Not just saying this because I’m a bird furry but it’s hard to understate just how unfunny “birds aren’t real” is as a bit. “Gingers have no soul” level joke


Webster
@Webster

i feel like i'm not allowed to talk about how much i dislike this joke because, as a bird person, i think people are going to assume i have a personal moralistic problem with "birds aren't real". but i just don't like any joke where the punchline is that you have already heard the joke before.

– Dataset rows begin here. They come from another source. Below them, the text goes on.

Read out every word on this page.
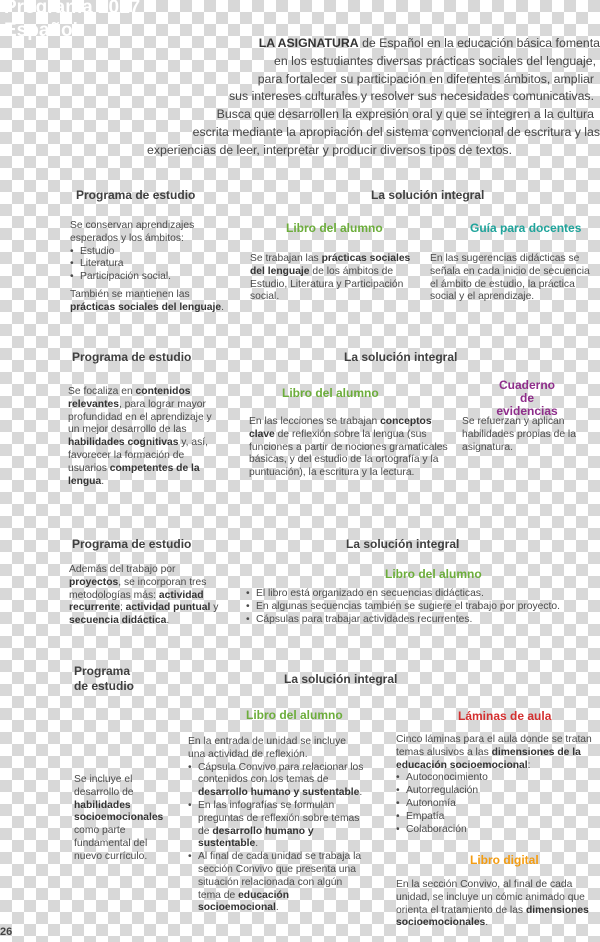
Programa 2017
Español
LA ASIGNATURA de Español en la educación básica fomenta
en los estudiantes diversas prácticas sociales del lenguaje,
para fortalecer su participación en diferentes ámbitos, ampliar
sus intereses culturales y resolver sus necesidades comunicativas.
Busca que desarrollen la expresión oral y que se integren a la cultura
escrita mediante la apropiación del sistema convencional de escritura y las
experiencias de leer, interpretar y producir diversos tipos de textos.
Programa de estudio	La solución integral
Libro del alumno	Guía para docentes

Se conservan aprendizajes esperados y los ámbitos:

• Estudio
• Literatura
• Participación social.

También se mantienen las prácticas sociales del lenguaje.

Se trabajan las prácticas sociales del lenguaje de los ámbitos de Estudio, Literatura y Participación social.

En las sugerencias didácticas se señala en cada inicio de secuencia el ámbito de estudio, la práctica social y el aprendizaje.
Programa de estudio	La solución integral
Libro del alumno
Cuaderno
de evidencias

Se focaliza en contenidos relevantes, para lograr mayor profundidad en el aprendizaje y un mejor desarrollo de las habilidades cognitivas y, así, favorecer la formación de usuarios competentes de la lengua.

En las lecciones se trabajan conceptos clave de reflexión sobre la lengua (sus funciones a partir de nociones gramaticales básicas, y del estudio de la ortografía y la puntuación), la escritura y la lectura.

Se refuerzan y aplican habilidades propias de la asignatura.
Programa de estudio	La solución integral
Libro del alumno

Además del trabajo por proyectos, se incorporan tres metodologías más: actividad recurrente; actividad puntual y secuencia didáctica.

• El libro está organizado en secuencias didácticas.
• En algunas secuencias también se sugiere el trabajo por proyecto.
• Cápsulas para trabajar actividades recurrentes.
Programa
de estudio	La solución integral
Libro del alumno	Láminas de aula
Libro digital

Se incluye el desarrollo de habilidades socioemocionales como parte fundamental del nuevo currículo.

En la entrada de unidad se incluye una actividad de reflexión.

• Cápsula Convivo para relacionar los contenidos con los temas de desarrollo humano y sustentable.
• En las infografías se formulan preguntas de reflexión sobre temas de desarrollo humano y sustentable.
• Al final de cada unidad se trabaja la sección Convivo que presenta una situación relacionada con algún tema de educación socioemocional.

Cinco láminas para el aula donde se tratan temas alusivos a las dimensiones de la educación socioemocional:

• Autoconocimiento
• Autorregulación
• Autonomía
• Empatía
• Colaboración

En la sección Convivo, al final de cada unidad, se incluye un cómic animado que orienta el tratamiento de las dimensiones socioemocionales.

26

"birds aren't real" is in the same category as "the cake is a lie", or "all your base are belong to us", or "then i took an arrow to the knee". it's a joke people say not to be funny, but to be joking.


Webster
@Webster

and you know what, fine, i'll admit that it's really grating that 99% of the time i hear this joke it comes in the form of someone deliberately derailing a point i was making about birds. almost every time "birds aren't real" is dropped in my lap it takes the form of an obstacle i have to navigate everyone around to get back to my point. i love talking about birds, and i'm good at doing it, and when someone interrupts me with "birds aren't real" i make a mental note not to talk about my interests around them.


cathoderaydude
@cathoderaydude

intriguingly, this is also what actually defines a "dad joke", and I'm always surprised that people misunderstand it so often. It makes me think that probably they didn't actually get this routine from their dads and have only picked it up from culture

A dad joke is specifically when you're having a conversation with the intent of achieving something, and your dad inserts an insidious pun that appears at first to be a serious response. One of the most classic forms of course is the "I'm hungry", "oh I thought you were [name]," but the ones that really get to you are the long form sort, where you ask something, he asks you a question in response, you answer, and then his reply reveals that he was just fucking with you and has no intention of following up on your desire

In other words, you're trying to actually accomplish something, you think you're making progress, and then you find out he got your hopes up only to close on a punchline. This is mostly a thing that happens when you're like 12 years old and keep asking for stuff you weren't going to get anyway, but the point is that it's genuinely frustrating at that age, and that's why the "Dad joke" elicits a groan: the punchline is funny to him, but to you it just means you wasted your time and will now be disappointed.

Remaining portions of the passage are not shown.